Quick Start & Requirements
- Installation: No explicit package installation is detailed; code is likely run directly.
- Prerequisites: Python environment. The Mnist dataset is provided in a compressed CSV format (107MB) requiring manual extraction.
- Resources: Requires disk space for datasets and computational resources for running algorithms.
- Documentation: Accompanying blog posts for each chapter are linked within the README.
Highlighted Details
- Comprehensive implementation of all algorithms from Li Hang's "Statistical Learning Methods".
- Code is heavily commented, with direct references to corresponding formulas in the book.
- Each chapter includes detailed blog posts explaining principles and implementation walkthroughs.
- The project is evolving, with plans for a published book and contributions to unsupervised learning sections.
Maintenance & Community
- The project welcomes contributions via Pull Requests and Issues.
- Contact is available via WeChat (lvtengchao) or email (lvtengchao@pku.edu.cn).
- The author is involved in book publication and has connections for MSRA internship referrals.
- Plans for offline ML/MLP/CV training classes are mentioned.
Licensing & Compatibility
- License: CC BY-NC-SA 4.0 (Attribution-NonCommercial-ShareAlike 4.0 International).

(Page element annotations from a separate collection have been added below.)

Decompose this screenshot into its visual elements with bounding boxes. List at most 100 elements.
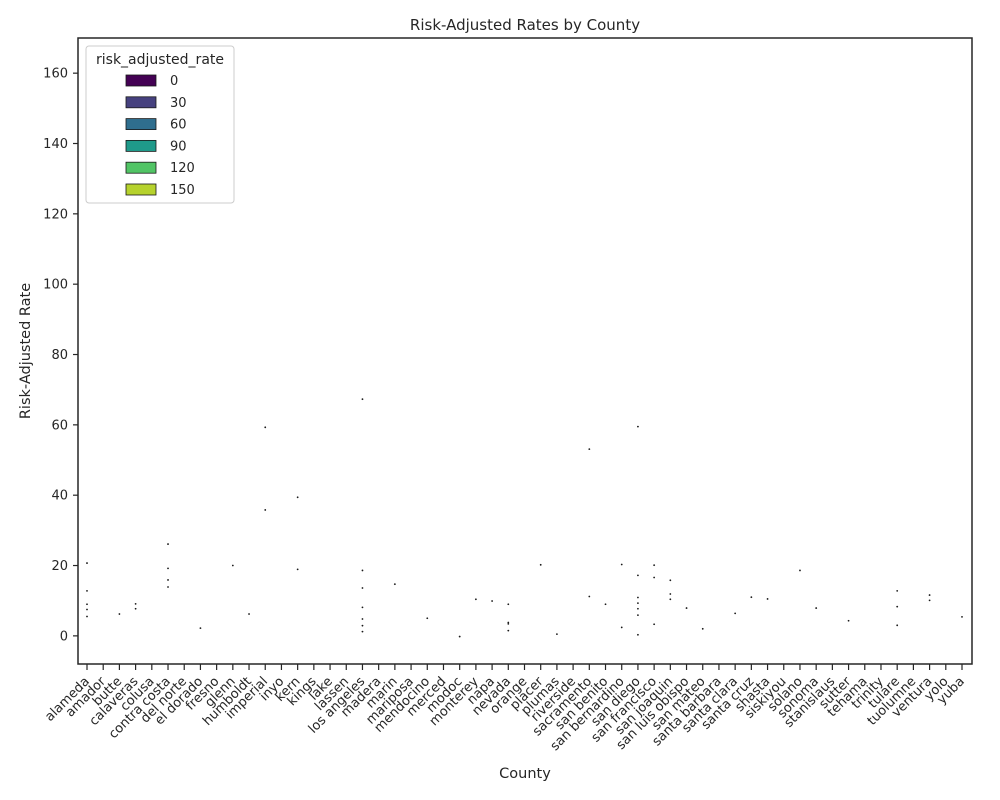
data-point xyxy=(637,596,639,599)
data-point xyxy=(86,608,88,611)
data-point xyxy=(750,596,753,599)
data-point xyxy=(507,623,510,625)
data-point xyxy=(896,624,899,627)
data-point xyxy=(669,598,672,601)
data-point xyxy=(928,599,931,602)
data-point xyxy=(361,569,364,572)
data-point xyxy=(653,623,656,626)
data-point xyxy=(361,624,364,627)
legend-title: risk_adjusted_rate xyxy=(96,52,224,68)
data-point xyxy=(507,629,510,632)
data-point xyxy=(637,633,639,636)
data-point xyxy=(928,594,931,596)
data-point xyxy=(637,574,639,577)
y-tick-label: 100 xyxy=(43,278,68,293)
data-point xyxy=(199,627,202,630)
legend: risk_adjusted_rate 0 30 60 90 120 150 xyxy=(85,45,235,204)
data-point xyxy=(669,579,672,582)
data-point xyxy=(637,425,639,428)
legend-label: 60 xyxy=(170,118,187,133)
data-point xyxy=(248,613,250,615)
data-point xyxy=(653,564,656,567)
data-point xyxy=(637,607,639,610)
data-point xyxy=(474,598,477,601)
data-point xyxy=(134,602,137,605)
data-point xyxy=(588,595,591,598)
data-point xyxy=(669,593,672,595)
data-point xyxy=(766,598,769,600)
data-point xyxy=(167,586,169,588)
x-axis: alamedaamadorbuttecalaverascolusacontra … xyxy=(42,664,968,754)
data-point xyxy=(296,568,299,571)
data-point xyxy=(361,398,364,401)
data-point xyxy=(637,602,639,605)
data-point xyxy=(734,612,737,615)
data-point xyxy=(134,607,137,610)
y-tick-label: 140 xyxy=(43,137,68,152)
data-point xyxy=(637,614,639,617)
data-point xyxy=(231,564,234,567)
data-point xyxy=(961,615,963,618)
x-axis-label: County xyxy=(499,766,551,782)
legend-label: 30 xyxy=(170,96,187,111)
plot-frame xyxy=(77,37,973,665)
data-point xyxy=(896,605,899,608)
y-axis: 0 20 40 60 80 100 120 140 160 xyxy=(43,67,78,644)
legend-swatch xyxy=(125,183,157,196)
chart-title: Risk-Adjusted Rates by County xyxy=(410,16,640,34)
data-point xyxy=(588,448,591,451)
data-point xyxy=(426,617,429,620)
data-point xyxy=(167,543,169,545)
data-point xyxy=(539,563,542,566)
data-point xyxy=(507,621,510,624)
data-point xyxy=(86,603,88,606)
data-point xyxy=(815,607,818,609)
y-tick-label: 0 xyxy=(60,629,68,644)
data-point xyxy=(491,600,493,602)
data-point xyxy=(361,606,364,609)
data-point xyxy=(86,589,88,592)
data-points xyxy=(86,398,963,638)
legend-swatch xyxy=(125,74,157,87)
data-point xyxy=(167,579,169,581)
y-tick-label: 20 xyxy=(51,559,68,574)
data-point xyxy=(118,613,121,615)
data-point xyxy=(393,583,396,586)
data-point xyxy=(264,426,267,429)
legend-swatch xyxy=(125,139,157,152)
y-axis-label: Risk-Adjusted Rate xyxy=(18,283,34,419)
legend-label: 150 xyxy=(170,183,195,198)
data-point xyxy=(896,589,899,592)
data-point xyxy=(361,618,364,620)
legend-swatch xyxy=(125,96,157,109)
data-point xyxy=(604,603,607,606)
y-tick-label: 160 xyxy=(43,67,68,82)
legend-label: 90 xyxy=(170,139,187,154)
legend-label: 120 xyxy=(170,161,195,176)
y-tick-label: 120 xyxy=(43,207,68,222)
data-point xyxy=(556,633,558,636)
legend-entries: 0 30 60 90 120 150 xyxy=(125,74,195,198)
data-point xyxy=(361,587,364,589)
data-point xyxy=(620,626,623,629)
legend-box xyxy=(85,45,235,204)
legend-swatch xyxy=(125,161,157,174)
data-point xyxy=(653,576,656,579)
legend-swatch xyxy=(125,118,157,130)
legend-label: 0 xyxy=(170,74,178,89)
data-point xyxy=(458,635,461,638)
data-point xyxy=(799,569,801,572)
data-point xyxy=(86,562,88,564)
data-point xyxy=(701,627,704,630)
y-tick-label: 40 xyxy=(51,489,68,504)
data-point xyxy=(361,630,364,633)
data-point xyxy=(264,509,267,511)
y-tick-label: 60 xyxy=(51,418,68,433)
data-point xyxy=(620,563,623,566)
data-point xyxy=(847,619,850,622)
data-point xyxy=(167,567,169,570)
y-tick-label: 80 xyxy=(51,348,68,363)
data-point xyxy=(296,496,299,499)
data-point xyxy=(86,615,88,618)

- Compatibility: The non-commercial clause restricts usage in commercial products or services. Derivative works must be shared under the same license.
Limitations & Caveats
- The repository serves as educational code examples rather than a production-ready library with a unified API.
- The CC BY-NC-SA 4.0 license strictly prohibits commercial use.
- Dataset handling (e.g., Mnist) requires manual steps like unzipping.